Determinant Formula for the Topological N=2 Superconformal Algebra

TL;DR

This paper derives the Kac determinant for the Topological N=2 superconformal algebra, analyzes singular vectors and submodules, and extends findings to the Ramond N=2 algebra, clarifying previous misconceptions.

Contribution

It provides the first detailed determinant formula and classification of submodules for the Topological N=2 superconformal algebra, including new insights into chiral and Ramond modules.

Findings

Derived the Kac determinant for the algebra

Identified four types of submodules in Verma modules

Extended results to Ramond N=2 algebra

Abstract

The Kac determinant for the Topological N=2 superconformal algebra is presented as well as a detailed analysis of the singular vectors detected by the roots of the determinants. In addition we identify the standard Verma modules containing `no-label' singular vectors (which are not detected directly by the roots of the determinants). We show that in standard Verma modules there are (at least) four different types of submodules, regarding size and shape.
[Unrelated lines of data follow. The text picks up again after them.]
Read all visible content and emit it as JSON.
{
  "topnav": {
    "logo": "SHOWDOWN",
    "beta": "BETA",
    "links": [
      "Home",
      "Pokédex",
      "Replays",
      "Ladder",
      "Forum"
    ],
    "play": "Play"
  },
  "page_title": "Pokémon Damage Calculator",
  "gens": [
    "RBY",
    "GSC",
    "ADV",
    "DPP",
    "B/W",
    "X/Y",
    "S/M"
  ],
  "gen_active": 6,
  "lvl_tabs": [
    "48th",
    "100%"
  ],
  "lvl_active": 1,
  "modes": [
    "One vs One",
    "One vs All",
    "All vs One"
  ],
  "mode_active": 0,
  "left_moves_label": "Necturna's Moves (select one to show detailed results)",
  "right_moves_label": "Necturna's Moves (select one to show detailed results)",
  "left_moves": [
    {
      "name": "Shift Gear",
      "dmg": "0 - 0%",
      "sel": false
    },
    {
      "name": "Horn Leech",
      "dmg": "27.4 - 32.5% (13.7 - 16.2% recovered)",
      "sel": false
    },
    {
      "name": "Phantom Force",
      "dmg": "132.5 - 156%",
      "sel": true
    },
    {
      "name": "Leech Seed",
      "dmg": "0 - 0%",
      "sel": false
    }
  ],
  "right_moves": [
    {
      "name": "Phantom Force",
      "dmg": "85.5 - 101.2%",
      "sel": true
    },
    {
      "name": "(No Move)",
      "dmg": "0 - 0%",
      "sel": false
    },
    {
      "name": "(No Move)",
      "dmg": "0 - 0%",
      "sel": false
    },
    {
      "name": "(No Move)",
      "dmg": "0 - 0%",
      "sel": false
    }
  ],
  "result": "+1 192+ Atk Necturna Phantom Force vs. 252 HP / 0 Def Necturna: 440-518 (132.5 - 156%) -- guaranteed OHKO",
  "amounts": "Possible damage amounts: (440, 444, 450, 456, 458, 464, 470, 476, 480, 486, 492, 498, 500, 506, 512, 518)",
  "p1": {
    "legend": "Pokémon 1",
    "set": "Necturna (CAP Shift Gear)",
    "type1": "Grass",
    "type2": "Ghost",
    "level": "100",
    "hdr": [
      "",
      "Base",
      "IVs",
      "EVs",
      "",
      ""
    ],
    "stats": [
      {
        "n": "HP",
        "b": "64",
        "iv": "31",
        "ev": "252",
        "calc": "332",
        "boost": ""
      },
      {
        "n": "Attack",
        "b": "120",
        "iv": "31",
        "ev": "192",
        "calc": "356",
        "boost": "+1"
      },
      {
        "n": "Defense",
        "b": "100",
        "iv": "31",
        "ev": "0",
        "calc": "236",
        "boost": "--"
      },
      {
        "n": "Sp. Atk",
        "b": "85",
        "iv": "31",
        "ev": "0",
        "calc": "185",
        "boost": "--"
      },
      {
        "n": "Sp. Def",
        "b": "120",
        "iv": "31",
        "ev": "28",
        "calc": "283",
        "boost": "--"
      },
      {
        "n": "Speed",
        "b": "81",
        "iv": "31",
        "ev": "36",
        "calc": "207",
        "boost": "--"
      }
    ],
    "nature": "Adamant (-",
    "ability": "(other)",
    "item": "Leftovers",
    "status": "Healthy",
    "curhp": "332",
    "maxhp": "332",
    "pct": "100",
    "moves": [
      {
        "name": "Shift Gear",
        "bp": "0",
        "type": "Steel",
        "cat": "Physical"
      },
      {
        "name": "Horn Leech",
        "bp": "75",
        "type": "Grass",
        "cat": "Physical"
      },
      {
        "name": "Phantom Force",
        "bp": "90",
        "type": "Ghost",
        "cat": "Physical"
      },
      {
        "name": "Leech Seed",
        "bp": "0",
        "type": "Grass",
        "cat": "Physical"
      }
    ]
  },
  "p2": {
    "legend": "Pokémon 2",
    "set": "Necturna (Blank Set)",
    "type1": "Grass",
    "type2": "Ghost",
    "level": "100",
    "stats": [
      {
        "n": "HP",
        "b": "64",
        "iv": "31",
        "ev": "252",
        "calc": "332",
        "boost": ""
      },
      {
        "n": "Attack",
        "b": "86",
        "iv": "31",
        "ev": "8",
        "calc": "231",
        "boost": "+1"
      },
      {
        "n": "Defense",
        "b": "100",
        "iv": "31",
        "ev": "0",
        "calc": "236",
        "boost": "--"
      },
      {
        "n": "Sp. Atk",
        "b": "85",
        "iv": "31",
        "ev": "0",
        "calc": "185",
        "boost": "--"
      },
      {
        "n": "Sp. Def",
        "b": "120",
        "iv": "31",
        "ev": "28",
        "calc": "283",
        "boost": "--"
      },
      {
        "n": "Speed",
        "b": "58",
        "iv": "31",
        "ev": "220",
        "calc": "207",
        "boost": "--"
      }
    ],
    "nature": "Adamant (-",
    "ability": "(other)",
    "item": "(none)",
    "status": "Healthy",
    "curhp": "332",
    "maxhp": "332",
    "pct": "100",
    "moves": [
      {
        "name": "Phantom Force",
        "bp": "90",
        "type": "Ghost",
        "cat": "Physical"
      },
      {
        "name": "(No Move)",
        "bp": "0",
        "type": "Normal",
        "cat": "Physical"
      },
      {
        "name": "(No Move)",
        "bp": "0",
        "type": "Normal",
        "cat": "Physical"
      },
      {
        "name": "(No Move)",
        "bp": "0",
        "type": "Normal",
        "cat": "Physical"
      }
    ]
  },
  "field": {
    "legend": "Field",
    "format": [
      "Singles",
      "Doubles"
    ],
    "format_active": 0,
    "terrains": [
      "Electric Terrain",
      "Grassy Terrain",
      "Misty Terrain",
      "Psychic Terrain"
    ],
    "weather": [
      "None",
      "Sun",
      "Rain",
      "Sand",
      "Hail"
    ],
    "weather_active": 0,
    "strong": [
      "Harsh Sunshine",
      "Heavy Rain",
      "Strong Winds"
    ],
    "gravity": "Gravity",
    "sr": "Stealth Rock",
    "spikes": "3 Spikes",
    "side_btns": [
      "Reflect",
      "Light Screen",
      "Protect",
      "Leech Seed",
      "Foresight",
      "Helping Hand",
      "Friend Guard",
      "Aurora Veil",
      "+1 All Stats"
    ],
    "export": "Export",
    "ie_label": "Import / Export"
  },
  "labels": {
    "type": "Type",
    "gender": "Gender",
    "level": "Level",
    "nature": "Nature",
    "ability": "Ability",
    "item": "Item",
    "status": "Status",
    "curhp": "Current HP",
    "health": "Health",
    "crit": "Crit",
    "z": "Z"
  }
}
We also review the chiral determinant formula, for chiral Verma modules, adding new insights. Finally we transfer the results obtained to the Verma modules and singular vectors of the Ramond N=2 algebra, which have been very poorly studied so far. This work clarifies several misconceptions and confusing claims appeared in the literature about the singular vectors, Verma modules and submodules of the Topological N=2 superconformal algebra.